Inhibition of IL-1 Ameliorates Cardiac Dysfunction and Arrhythmias in a Murine Model of Kawasaki Disease.
Publication Year:
2024
PubMed ID:
38385289
Funding Grants:
Public Summary:
Kawasaki disease (KD) is an illness that causes inflammation of blood vessels and can lead to heart problems like irregular heartbeats (arrhythmias). This study used a mouse model of KD to understand how certain immune signals, specifically IL-1 and TNFα, contribute to heart issues. They found that blocking IL-1 with a drug called IL-1Ra helped prevent heart function decline and arrhythmias, while blocking TNFα did not have the same effect. Both treatments helped reduce blood vessel inflammation, but only IL-1Ra improved heart electrical activity and structure. Mice with overactive IL-1 signaling had more severe heart problems and early death. These results suggest that targeting IL-1 might be a better treatment strategy for preventing heart complications in KD patients.
Scientific Abstract:
BACKGROUND: Kawasaki disease (KD) is an acute febrile illness and systemic vasculitis often associated with cardiac sequelae, including arrhythmias. Abundant evidence indicates a central role for IL (interleukin)-1 and TNFalpha (tumor necrosis factor-alpha) signaling in the formation of arterial lesions in KD. We aimed to investigate the mechanisms underlying the development of electrophysiological abnormalities in a murine model of KD vasculitis. METHODS: Lactobacillus casei cell wall extract-induced KD vasculitis model was used to investigate the therapeutic efficacy of clinically relevant IL-1Ra (IL-1 receptor antagonist) and TNFalpha neutralization. Echocardiography, in vivo electrophysiology, whole-heart optical mapping, and imaging were performed.
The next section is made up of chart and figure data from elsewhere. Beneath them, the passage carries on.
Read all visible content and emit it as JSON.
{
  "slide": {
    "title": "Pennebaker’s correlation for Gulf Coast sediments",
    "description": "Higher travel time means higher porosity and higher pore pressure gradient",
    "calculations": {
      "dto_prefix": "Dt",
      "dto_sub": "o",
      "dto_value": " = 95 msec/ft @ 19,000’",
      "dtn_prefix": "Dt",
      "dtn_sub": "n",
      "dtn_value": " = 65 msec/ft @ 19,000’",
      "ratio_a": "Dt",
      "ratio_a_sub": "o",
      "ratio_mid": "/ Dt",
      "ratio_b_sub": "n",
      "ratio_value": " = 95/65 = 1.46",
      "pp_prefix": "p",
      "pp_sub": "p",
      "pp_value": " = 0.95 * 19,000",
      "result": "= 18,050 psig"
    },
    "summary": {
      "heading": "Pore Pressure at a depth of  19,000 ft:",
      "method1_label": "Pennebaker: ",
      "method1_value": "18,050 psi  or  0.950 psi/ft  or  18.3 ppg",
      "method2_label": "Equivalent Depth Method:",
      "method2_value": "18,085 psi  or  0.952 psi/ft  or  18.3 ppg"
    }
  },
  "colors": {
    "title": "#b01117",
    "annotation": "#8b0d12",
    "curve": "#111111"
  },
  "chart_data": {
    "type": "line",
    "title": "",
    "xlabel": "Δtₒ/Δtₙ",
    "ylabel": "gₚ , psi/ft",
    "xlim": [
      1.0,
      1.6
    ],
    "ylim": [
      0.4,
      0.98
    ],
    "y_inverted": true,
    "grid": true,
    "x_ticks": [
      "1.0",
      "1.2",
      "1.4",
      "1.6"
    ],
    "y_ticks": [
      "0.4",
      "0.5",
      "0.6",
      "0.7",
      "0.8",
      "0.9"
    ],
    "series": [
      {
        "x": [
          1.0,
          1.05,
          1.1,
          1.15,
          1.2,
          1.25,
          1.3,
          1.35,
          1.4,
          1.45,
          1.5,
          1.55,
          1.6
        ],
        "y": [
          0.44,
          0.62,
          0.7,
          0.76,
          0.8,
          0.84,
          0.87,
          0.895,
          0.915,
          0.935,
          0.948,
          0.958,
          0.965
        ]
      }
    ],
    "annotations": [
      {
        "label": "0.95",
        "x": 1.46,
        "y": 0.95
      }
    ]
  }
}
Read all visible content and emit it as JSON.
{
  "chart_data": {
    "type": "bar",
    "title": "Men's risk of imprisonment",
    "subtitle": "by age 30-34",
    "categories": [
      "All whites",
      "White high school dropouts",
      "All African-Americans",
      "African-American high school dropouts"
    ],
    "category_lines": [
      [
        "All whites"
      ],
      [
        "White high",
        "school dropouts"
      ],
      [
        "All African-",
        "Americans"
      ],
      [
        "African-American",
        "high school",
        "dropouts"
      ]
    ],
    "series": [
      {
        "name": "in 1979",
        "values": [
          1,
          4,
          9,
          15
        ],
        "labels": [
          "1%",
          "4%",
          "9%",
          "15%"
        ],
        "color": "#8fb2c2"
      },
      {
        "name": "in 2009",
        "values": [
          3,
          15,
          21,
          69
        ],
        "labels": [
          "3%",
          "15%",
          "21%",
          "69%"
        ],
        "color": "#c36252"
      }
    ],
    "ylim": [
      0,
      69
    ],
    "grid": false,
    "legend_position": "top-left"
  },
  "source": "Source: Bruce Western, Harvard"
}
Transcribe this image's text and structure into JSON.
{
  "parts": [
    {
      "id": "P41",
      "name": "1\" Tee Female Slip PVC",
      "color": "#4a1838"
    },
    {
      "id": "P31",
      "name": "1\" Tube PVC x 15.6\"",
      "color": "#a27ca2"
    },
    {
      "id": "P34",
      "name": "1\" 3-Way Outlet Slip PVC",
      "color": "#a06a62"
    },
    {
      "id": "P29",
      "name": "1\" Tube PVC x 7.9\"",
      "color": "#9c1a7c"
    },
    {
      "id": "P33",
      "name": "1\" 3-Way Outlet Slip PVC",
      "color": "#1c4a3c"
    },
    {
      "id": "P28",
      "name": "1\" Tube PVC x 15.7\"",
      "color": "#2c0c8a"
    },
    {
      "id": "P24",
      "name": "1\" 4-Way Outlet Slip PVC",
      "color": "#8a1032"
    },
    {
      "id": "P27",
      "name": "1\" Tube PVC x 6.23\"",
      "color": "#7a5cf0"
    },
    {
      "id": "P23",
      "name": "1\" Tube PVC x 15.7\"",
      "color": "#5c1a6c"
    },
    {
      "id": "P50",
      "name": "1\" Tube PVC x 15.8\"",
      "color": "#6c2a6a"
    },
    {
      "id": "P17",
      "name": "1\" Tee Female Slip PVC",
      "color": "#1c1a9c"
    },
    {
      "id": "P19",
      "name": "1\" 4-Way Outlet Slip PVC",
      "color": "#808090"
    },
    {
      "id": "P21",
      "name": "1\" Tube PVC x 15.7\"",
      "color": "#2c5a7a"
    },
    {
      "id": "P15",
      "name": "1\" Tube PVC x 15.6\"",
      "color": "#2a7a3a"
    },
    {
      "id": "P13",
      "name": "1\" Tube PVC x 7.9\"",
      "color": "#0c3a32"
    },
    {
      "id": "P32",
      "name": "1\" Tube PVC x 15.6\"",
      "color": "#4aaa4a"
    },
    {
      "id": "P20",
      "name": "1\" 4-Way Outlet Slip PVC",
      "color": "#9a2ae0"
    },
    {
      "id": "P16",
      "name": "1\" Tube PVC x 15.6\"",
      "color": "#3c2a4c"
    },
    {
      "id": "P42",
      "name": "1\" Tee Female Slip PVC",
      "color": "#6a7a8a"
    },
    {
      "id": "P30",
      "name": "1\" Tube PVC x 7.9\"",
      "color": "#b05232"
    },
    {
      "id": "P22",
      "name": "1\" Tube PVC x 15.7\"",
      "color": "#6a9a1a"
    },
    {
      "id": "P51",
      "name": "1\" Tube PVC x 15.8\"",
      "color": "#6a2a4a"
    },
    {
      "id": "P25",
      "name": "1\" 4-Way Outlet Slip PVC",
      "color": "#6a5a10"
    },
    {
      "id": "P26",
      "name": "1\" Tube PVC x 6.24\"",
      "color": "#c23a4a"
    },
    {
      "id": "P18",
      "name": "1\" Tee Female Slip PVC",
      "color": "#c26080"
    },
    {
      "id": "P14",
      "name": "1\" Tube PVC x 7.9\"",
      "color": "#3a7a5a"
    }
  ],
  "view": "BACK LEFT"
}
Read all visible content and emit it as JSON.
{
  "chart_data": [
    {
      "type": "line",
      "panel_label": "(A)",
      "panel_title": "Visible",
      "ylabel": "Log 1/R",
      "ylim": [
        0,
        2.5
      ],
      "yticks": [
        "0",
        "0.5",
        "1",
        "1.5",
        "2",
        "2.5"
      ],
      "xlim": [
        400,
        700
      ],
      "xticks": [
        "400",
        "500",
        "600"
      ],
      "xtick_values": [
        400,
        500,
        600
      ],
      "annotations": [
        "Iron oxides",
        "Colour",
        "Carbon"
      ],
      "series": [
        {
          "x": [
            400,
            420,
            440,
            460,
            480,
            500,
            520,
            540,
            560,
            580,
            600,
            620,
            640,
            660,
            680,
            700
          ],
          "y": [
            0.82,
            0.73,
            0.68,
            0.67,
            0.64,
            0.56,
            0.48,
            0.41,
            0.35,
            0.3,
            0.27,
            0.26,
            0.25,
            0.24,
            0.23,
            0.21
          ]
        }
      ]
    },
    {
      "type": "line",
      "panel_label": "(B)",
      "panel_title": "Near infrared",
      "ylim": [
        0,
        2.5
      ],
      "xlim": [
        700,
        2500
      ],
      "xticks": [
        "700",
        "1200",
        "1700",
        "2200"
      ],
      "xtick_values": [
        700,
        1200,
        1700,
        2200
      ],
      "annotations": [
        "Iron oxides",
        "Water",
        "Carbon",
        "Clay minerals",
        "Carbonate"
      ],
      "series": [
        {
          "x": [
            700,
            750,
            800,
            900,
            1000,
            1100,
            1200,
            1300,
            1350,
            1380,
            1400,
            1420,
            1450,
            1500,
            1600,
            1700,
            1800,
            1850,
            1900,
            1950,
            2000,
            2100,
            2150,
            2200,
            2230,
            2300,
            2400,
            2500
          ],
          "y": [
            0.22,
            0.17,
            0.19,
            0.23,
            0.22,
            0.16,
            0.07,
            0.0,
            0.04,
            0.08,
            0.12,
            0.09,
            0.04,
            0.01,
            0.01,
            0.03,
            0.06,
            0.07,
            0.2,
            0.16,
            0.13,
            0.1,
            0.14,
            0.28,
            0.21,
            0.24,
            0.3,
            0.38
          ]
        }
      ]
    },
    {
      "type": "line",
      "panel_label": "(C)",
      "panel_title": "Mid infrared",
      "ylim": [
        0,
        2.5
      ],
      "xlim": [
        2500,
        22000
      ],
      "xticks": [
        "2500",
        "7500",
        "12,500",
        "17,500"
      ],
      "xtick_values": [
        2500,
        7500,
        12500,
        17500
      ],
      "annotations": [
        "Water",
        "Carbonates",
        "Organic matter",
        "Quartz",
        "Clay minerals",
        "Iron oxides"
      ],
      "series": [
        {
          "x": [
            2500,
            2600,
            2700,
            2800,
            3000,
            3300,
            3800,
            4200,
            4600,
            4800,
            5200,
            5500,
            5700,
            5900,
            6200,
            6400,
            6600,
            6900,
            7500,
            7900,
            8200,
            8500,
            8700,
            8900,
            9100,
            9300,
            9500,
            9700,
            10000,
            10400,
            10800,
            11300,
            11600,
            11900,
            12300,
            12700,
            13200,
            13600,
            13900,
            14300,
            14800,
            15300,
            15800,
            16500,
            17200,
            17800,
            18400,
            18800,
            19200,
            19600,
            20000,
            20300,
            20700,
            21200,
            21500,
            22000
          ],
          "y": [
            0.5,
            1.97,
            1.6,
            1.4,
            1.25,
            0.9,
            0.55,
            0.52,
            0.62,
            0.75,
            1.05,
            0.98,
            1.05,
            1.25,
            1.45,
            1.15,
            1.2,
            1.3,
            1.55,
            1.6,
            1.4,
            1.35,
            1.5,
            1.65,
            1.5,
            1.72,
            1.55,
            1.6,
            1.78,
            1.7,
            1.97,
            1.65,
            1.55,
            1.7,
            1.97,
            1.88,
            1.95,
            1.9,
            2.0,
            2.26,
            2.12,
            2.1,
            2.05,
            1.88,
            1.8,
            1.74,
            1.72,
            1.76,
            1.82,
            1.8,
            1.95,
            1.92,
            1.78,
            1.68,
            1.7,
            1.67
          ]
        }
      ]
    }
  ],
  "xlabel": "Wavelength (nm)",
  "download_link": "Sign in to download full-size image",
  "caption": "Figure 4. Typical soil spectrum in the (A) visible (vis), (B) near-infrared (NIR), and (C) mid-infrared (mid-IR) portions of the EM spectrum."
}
RESULTS: KD vasculitis was associated with impaired ejection fraction, increased ventricular tachycardia, prolonged repolarization, and slowed conduction velocity. Since our transcriptomic analysis of human patients showed elevated levels of both IL-1beta and TNFalpha, we asked whether either cytokine was linked to the development of myocardial dysfunction. Remarkably, only inhibition of IL-1 signaling by IL-1Ra but not TNFalpha neutralization was able to prevent changes in ejection fraction and arrhythmias, whereas both IL-1Ra and TNFalpha neutralization significantly improved vasculitis and heart vessel inflammation. The treatment of L casei cell wall extract-injected mice with IL-1Ra also restored conduction velocity and improved the organization of Cx43 (connexin 43) at the intercalated disk. In contrast, in mice with gain of function of the IL-1 signaling pathway, L casei cell wall extract induced spontaneous ventricular tachycardia and premature deaths. CONCLUSIONS: Our results characterize the electrophysiological abnormalities associated with L casei cell wall extract-induced KD and show that IL-1Ra is more effective in preventing KD-induced myocardial dysfunction and arrhythmias than anti-TNFalpha therapy. These findings support the advancement of clinical trials using IL-1Ra in patients with KD.